Degree Name

Doctor of Philosophy


School of Mechanical, Materials, and Mechatronic Engineering


Iron aluminide has continuously attractive since the early 20th century, due to a combination of preferred properties including excellent oxidation and sulfidation resistance, considerable high temperature strength and creep resistance, low density and low cost. These properties make Fe-Al series intermetallics the promising replacement for specialized alloy steel in components used for fossil fuel energy systems which require high thermal and corrosion resistance. To date, researches have been focused on improving the high temperature strength and room temperature ductility of the material. Nevertheless, the industrial application of this series of alloys is still limited by its room temperature brittleness, which also leads to a high manufacturing cost of this alloy.

In the present thesis work, an innovative wire-arc additive manufacturing process is used to fabricate iron aluminide alloy in-situ, through separate feeding of pure of Fe and Al wires into a molten pool that is generated by the gas tungsten arc welding process. This new manufacturing process possesses revolutionary time and cost saving in comparison to traditional methods. Since the brittle nature of Fe-Al intermetallics, the feasibility of this process in fabricating iron aluminide have been firstly investigated in this study. Also, in order to optimize the specific manufacturing process, the influences of the manufacturing parameters, such as deposition current, interpass temperature and torch travel speed, on the geometries, material and mechanical properties have been studied. According to the results, suitable parameters for producing the crack-free and cross section symmetric iron aluminide components, 140A deposition current, 400C interpass temperature and 95mm/min tungsten torch travel speed have been determined when the specific deposition energy is kept around 20kJ/g. And it has been proved that the present manufacturing process is capable of producing fully densified iron aluminide structure with designed chemical composition and phase.

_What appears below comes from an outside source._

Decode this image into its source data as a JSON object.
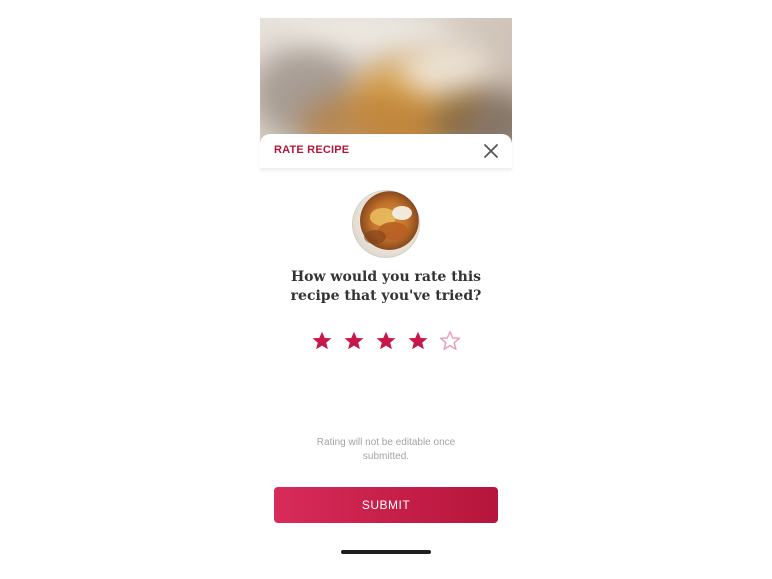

Subsequently, the in-depth study on the preferred epitaxial grown grain structures inside the buildup iron aluminide have been performed in order to further understand the influence of certain microstructure on the mechanical properties, especially tensile properties of the material. The tensile results have shown higher strength in the longitudinal direction tensile specimens than in the normal direction specimens, while elongation is correspondingly reduced, which results have indicated that grain refinement procedure is required after the additive manufacturing process to obtain better and more homogeneous mechanical properties within the buildup material.

Afterwards, in order to quantitatively investigate the phase transformations during the multi thermal cycling of the additive manufacturing process, in-situ neutron scattering has been performed on the additive manufactured Fe3Al based iron aluminide sample in a single heating up process. The neutron diffraction data has explicitly exhibited the phase transformation procedures occurred throughout the heating up process. This result also indicates the significance of the homogenization and ordering heat treatment for the asfabricated Fe3Al based iron aluminide, otherwise the imperfectly ordered Fe3Al phase, rather than perfectly ordered Fe3Al phase, would occupy most of the material.

In addition to the material with consistent chemical composition, a functionally graded material with pre-designed chemical composition gradient was manufactured by the wirearc additive manufacturing process. The experimental characterizations have demonstrated that the designed chemical composition in the buildup wall can be accurately achieved by adjusting the wire feed ratio of iron and aluminum wires. The hardness and tensile properties throughout the deposited wall have shown similar properties as in previous experiments. Considering the application prospects of iron aluminide, the corrosion mechanism of the functionally graded material was characterized in different locations by the method of electrochemical impedance spectroscopy. The increasing Al content in the as-fabricated Fe-FeAl functionally graded material buildup wall produces increased electric potentials in the test specimens, which implies an increase of corrosion resistance.